Mesmo assim, a maioria dos portugueses conhece as proezas dos Magriços. Alguns até têm amigos entre os magníficos futebolistas que integravam a representação nacional.
Coloco-me também neste grupo, devido à amizade que me liga ao José Augusto, cujas qualidades humanas ultrapassam, em muito, o carácter de atleta de excepção.
Eu desconhecia é que a derrota infligida por Portugal à selecção da Coreia do Norte teve sérias consequências para os futebolistas vencidos.
O campeonato de 1966 decorreu em Inglaterra.
Itália constituía uma temida equipa, conhecida por Azzurra. Contudo, nas eliminatórias, a Coreia do Norte venceu-a por um a zero.
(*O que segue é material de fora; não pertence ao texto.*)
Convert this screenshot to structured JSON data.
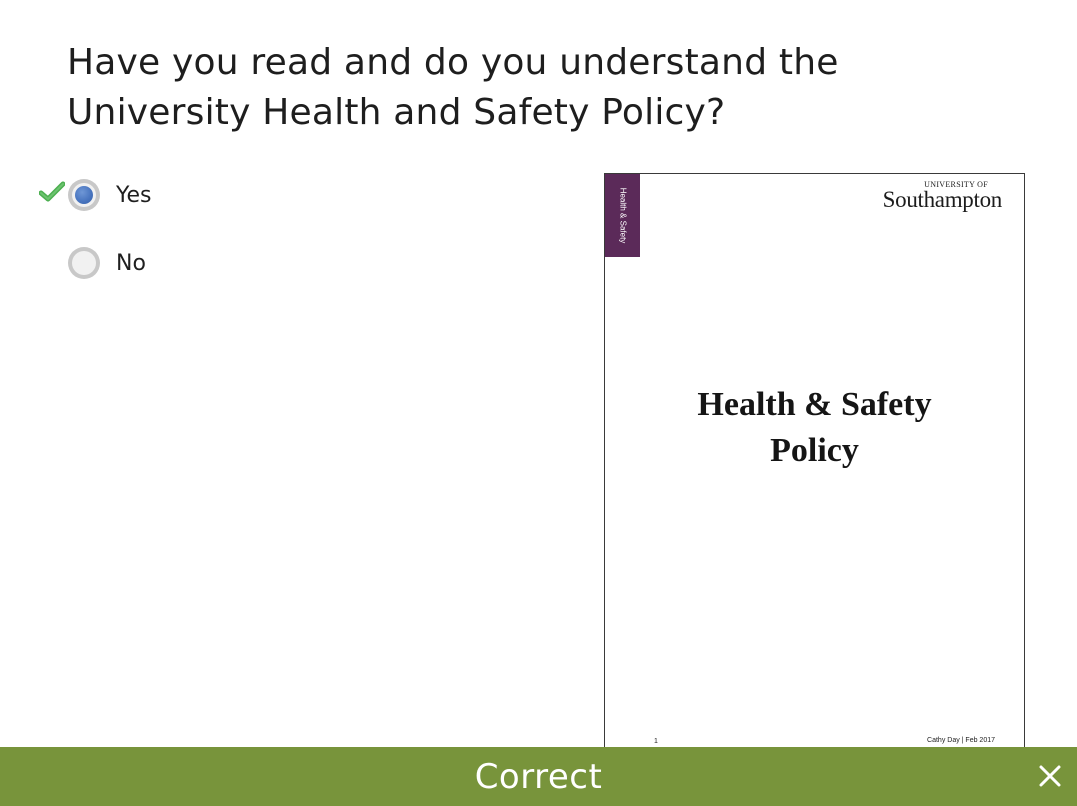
{
  "question": {
    "text": "Have you read and do you understand the University Health and Safety Policy?"
  },
  "options": [
    {
      "label": "Yes",
      "selected": true,
      "marked_correct": true
    },
    {
      "label": "No",
      "selected": false,
      "marked_correct": false
    }
  ],
  "document_preview": {
    "side_tab": "Health & Safety",
    "logo_small": "UNIVERSITY OF",
    "logo_big": "Southampton",
    "title_line1": "Health & Safety",
    "title_line2": "Policy",
    "page_number": "1",
    "footer_author": "Cathy Day | Feb 2017"
  },
  "feedback": {
    "text": "Correct",
    "color": "#78943b"
  },
  "icons": {
    "check": "check-mark-icon",
    "close": "close-icon"
  },
  "colors": {
    "radio_selected": "#4a76c0",
    "check": "#4caf50",
    "doc_tab": "#5b2a59"
  }
}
Os jogadores norte-coreanos entusiasmaram-se imenso com a espectacular vitória. Festejaram alegremente, num bar, bebendo muito e envolvendo-se com raparigas. Apenas Pak Du-Ik faltou à celebração. Permaneceu no hotel, retido com dores de estômago.
Dois dias depois, a Coreia do Norte enfrentou a selecção portuguesa.
Ao que parece, os asiáticos ainda não se encontravam completamente restabelecidos. Eles até se evidenciaram no início do jogo. Aos 22 minutos, Portugal sofrera três golos consecutivos, sem marcar nenhum.
Mas o resultado final foi-nos altamente favorável. Seguiram-se cinco tentos nossos. Os primeiros marcados por Eusébio. O último por José Augusto. A selecção das quinas venceu por cinco a três!
RECEPÇÃO DOS VENCIDOS
Imagine-se como os futebolistas derrotados foram recebidos no país liderado por Kim Il-Sung…
Não. Não se consegue imaginar.
O único atleta que mereceu indulgência foi o tal que estivera adoentado e não se deslocou ao bar, após a vitória sobre a Itália.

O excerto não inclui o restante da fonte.